-
Notifications
You must be signed in to change notification settings - Fork 722
Description
Is your idea related to a problem? Please describe.
In order to speed up the performance of a data flow that I am building, I am creating persisted tables with chosen partitions and buckets to optimize the join on a defined set of columns. AWS Data Wrangler does not support this use case to my understanding, so in the current implementation I am defining the CTAS statement manually and run it through pyathena.
After running the flow, I iterate through the list of created tables to drop them both from Athena/Glue and S3, since they are only created to speed up the flow in the spirit of temp tables.
Describe the solution you'd like
It would be great to have a function focused on creating a table as CTAS, that is focused on creating the table, without sending back the data as awswrangler.athena.read_sql_query does it. Parameters could be very similar to the parameters of awswrangler.athena.read_sql_query (e.g. sql, database, ctas_*) without those that are specific on how the data is send back to Python, since this would not be necessary. As a return argument, it should return the database and name of the table.

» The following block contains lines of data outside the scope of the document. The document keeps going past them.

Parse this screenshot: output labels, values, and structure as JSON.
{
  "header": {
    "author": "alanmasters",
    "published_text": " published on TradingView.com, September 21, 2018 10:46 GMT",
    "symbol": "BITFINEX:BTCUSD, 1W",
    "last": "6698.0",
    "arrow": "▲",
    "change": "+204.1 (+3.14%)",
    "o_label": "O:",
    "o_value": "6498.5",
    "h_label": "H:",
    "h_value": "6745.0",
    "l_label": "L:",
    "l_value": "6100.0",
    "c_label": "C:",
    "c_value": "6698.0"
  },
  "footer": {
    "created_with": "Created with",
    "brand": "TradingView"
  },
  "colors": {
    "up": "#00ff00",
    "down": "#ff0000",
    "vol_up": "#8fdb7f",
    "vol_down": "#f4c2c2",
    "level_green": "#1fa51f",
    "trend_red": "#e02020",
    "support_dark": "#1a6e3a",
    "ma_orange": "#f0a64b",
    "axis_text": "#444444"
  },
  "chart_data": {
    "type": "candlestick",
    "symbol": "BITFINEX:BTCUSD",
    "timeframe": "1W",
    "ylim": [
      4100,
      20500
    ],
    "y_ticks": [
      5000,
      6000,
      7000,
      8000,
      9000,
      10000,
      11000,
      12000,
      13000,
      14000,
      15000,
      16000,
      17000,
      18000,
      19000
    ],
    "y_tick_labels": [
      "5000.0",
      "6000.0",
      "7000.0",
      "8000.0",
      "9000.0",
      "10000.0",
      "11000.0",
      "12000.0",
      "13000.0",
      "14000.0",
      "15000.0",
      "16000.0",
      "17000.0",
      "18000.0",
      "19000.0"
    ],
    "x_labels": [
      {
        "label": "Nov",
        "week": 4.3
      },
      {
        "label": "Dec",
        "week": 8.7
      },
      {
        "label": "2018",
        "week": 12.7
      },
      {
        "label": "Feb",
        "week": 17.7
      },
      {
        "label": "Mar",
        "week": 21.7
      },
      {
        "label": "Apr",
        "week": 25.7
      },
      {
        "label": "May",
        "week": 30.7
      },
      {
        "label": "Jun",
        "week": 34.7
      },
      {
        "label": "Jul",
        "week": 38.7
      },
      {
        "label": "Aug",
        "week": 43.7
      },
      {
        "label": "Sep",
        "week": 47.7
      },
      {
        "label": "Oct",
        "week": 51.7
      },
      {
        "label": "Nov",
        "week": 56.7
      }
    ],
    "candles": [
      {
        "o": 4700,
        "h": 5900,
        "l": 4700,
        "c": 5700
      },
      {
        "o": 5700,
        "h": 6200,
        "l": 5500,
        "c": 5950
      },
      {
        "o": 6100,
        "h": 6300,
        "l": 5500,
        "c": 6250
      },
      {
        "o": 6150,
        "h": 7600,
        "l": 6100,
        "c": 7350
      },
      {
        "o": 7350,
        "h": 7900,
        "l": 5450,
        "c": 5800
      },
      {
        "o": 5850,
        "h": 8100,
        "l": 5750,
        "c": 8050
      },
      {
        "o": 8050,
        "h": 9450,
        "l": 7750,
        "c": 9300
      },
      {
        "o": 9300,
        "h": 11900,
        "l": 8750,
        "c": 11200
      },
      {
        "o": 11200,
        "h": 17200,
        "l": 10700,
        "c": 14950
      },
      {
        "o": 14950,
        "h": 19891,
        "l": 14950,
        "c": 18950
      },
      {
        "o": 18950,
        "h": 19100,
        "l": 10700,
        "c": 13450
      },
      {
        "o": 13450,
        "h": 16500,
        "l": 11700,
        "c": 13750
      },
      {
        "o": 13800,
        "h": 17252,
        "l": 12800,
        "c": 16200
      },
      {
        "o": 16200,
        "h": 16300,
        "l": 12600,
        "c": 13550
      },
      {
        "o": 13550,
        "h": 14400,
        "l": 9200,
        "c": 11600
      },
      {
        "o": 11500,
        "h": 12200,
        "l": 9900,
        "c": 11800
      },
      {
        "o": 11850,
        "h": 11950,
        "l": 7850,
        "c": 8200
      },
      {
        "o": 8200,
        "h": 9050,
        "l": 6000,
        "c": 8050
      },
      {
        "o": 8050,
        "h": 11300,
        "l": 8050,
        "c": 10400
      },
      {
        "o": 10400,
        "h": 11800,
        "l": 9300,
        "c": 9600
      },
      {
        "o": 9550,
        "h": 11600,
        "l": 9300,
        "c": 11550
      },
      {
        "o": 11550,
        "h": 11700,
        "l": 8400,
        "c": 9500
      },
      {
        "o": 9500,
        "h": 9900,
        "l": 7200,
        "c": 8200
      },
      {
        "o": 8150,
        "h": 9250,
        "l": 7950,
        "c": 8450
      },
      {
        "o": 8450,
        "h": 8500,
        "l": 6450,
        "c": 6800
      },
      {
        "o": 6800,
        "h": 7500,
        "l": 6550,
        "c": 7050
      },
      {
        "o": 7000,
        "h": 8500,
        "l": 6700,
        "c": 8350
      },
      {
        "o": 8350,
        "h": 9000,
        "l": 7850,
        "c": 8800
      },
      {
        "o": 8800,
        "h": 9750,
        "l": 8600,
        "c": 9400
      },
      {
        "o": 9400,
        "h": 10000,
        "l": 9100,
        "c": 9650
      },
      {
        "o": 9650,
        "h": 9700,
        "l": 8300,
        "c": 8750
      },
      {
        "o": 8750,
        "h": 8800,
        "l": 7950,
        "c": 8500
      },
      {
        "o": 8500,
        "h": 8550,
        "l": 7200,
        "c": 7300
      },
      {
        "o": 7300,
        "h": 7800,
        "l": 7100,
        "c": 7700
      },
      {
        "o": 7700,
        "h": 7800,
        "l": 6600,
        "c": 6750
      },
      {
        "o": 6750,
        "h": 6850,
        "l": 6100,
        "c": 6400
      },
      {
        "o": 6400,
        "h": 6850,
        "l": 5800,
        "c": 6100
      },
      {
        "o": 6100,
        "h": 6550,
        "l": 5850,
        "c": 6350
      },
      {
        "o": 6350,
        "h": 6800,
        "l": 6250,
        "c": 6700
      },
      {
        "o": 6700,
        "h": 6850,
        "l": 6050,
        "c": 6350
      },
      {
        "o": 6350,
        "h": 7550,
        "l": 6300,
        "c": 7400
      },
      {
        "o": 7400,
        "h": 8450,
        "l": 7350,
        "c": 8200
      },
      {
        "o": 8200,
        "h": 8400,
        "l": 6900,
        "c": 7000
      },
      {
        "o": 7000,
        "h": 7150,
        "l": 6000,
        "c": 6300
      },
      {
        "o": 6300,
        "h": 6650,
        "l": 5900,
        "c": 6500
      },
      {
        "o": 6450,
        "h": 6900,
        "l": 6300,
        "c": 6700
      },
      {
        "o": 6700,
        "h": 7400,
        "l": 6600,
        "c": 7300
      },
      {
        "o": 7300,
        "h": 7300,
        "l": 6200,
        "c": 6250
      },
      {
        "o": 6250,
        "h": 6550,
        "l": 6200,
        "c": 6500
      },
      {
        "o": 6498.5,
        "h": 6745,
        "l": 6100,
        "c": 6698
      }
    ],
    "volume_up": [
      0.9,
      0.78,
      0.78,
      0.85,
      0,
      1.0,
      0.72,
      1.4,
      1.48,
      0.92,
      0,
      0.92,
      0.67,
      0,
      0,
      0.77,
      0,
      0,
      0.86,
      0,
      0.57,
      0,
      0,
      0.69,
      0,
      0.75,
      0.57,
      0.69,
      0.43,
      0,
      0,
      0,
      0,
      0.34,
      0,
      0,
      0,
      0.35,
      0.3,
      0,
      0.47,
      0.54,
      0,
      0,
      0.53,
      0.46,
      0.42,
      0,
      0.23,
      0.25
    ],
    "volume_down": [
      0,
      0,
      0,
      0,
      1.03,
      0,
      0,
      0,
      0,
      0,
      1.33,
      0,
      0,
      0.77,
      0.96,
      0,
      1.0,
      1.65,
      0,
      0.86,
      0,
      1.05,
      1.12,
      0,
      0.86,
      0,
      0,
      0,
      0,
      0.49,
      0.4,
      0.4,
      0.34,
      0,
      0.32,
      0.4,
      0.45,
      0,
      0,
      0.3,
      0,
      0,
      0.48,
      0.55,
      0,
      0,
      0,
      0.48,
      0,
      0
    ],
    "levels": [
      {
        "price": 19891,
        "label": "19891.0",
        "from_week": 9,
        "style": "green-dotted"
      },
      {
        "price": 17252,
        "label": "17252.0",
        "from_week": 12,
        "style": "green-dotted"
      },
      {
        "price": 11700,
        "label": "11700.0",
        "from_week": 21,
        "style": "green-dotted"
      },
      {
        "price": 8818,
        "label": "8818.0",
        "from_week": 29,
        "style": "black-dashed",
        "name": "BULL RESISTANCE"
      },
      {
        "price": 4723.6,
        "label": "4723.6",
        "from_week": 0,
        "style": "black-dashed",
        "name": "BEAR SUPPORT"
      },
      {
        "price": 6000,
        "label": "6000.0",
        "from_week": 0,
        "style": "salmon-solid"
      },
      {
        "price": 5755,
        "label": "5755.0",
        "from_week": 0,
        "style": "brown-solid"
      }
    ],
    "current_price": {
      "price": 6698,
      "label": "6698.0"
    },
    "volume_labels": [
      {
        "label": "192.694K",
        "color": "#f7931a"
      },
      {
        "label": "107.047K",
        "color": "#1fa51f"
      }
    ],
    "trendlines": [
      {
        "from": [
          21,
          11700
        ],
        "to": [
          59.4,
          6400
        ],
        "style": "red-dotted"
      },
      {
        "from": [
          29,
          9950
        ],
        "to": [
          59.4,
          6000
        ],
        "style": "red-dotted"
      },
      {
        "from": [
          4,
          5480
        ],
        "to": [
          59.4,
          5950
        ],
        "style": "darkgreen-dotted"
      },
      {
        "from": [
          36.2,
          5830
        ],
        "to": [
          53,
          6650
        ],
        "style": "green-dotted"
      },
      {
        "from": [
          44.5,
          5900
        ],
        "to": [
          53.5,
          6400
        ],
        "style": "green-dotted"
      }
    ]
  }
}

In addition, it would be extremely helpful if Data Wrangler could support the cleanup once the dataflow is finished. In that case the implementation is less obvious, since my impression was that usually Data Wrangler does not instantiate. One possible solution could be having the function in the prior paragraph return a kind of object that could be handed over as a parameter in a cleanup function, ideally as a list to manage the cleanup of all temp tables at once.